2. **User-defined functions** — stored in `InterpreterState.functions`. Functions *can* shadow registered commands (e.g., a function named `echo` overrides the built-in echo).
3. **Registered commands** — looked up in `InterpreterState.commands` HashMap.
4. **"Command not found"** — stderr error, exit code 127.
> **Note**: In real bash, regular builtins (like `echo`, `test`) *can* be shadowed by functions. Our order matches this — only special builtins (those that modify state) are unshadowable. This is a deliberate safety choice: preventing functions from shadowing `cd`, `exit`, or `export` avoids accidental breakage in agent-generated scripts.
External process execution is impossible by design — there is no fallback to `std::process::Command`.
## Shell Builtins
These commands are handled directly by the interpreter (not the command registry) because they modify interpreter state:
| `cd` | Changes `state.cwd` |
| `export` | Marks variable as exported |
| `unset` | Removes variable |
| `set` | Sets shell options (`-e`, `-u`, `-o pipefail`, `-x`) |
| `shift` | Shifts positional parameters |
| `local` | Declares function-scoped variable |
| `declare` | Declares variable with attributes |
| `readonly` | Makes variable read-only |
| `return` | Returns from function |
| `exit` | Exits with code |
| `break`/`continue` | Loop control flow |
| `eval` | Parse and execute string |
| `source`/`.` | Parse and execute file |
| `read` | Read line from stdin into variable |
| `trap` | Register exit/error handler (only `trap EXIT` and `trap ERR` are meaningful; signal-based traps are no-ops in a sandbox) |
| `let` | Evaluate arithmetic expression |
| `:` | No-op (always succeeds) |
## Control Flow Signals
`break`, `continue`, and `return` use a signal mechanism (enum variant or special result type) that propagates up through nested execution to the correct loop or function level. `break N` and `continue N` support optional numeric arguments for breaking out of nested loops.
## Shell Options Enforcement
The `ShellOpts` struct tracks shell options set via `set` builtin:
### `set -e` (errexit)
When enabled, the shell exits immediately when a command returns a non-zero exit code. Exceptions (matching bash behavior):
- Commands in `if`/`while`/`until` conditions
- Left side of `&&`/`||` chains
- Negated commands (`! cmd`)
- Commands in subshells (subshell may exit, but parent only sees exit code)

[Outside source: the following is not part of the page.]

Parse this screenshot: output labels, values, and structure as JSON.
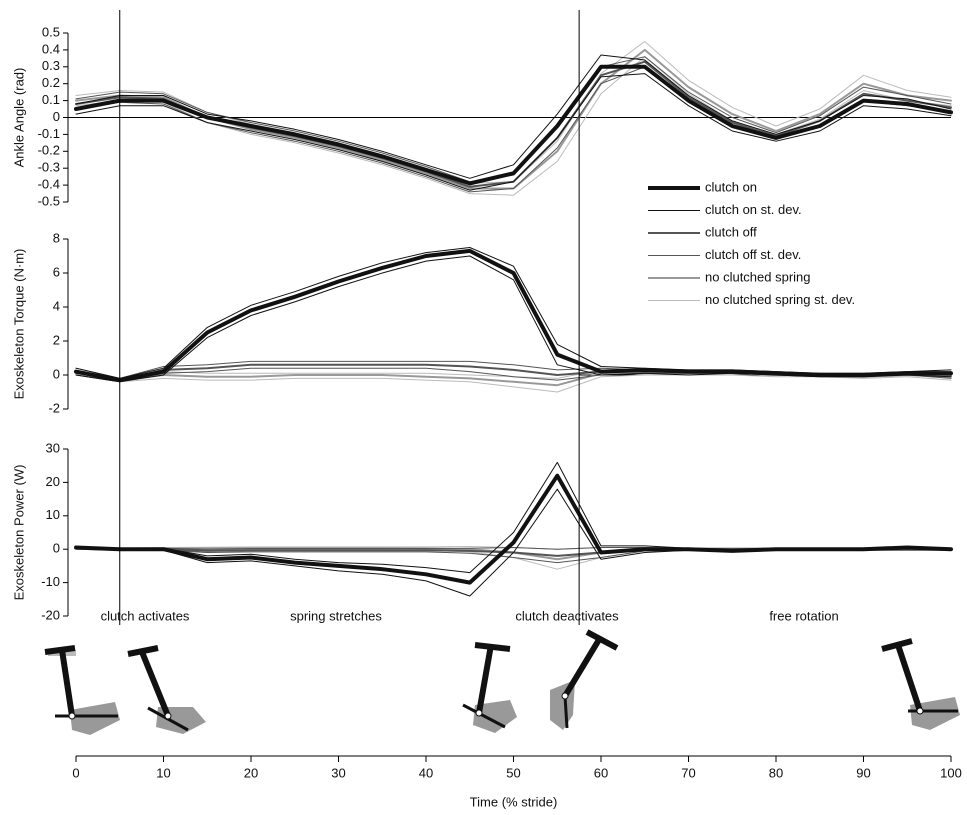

Implementation uses an `errexit_suppressed` counter on `InterpreterState` to track exception context nesting.
### `set -u` (nounset)
Errors on expansion of unset variables. Exceptions:
- `${VAR:-default}` and other default/alternative value expansions
- Special variables (`$@`, `$*`, `$#`, `$?`, `$-`, etc.)
### `set -o pipefail`
Pipeline exit code becomes the rightmost non-zero exit code (instead of just the last command's exit code). E.g., `false | true` returns 1 instead of 0.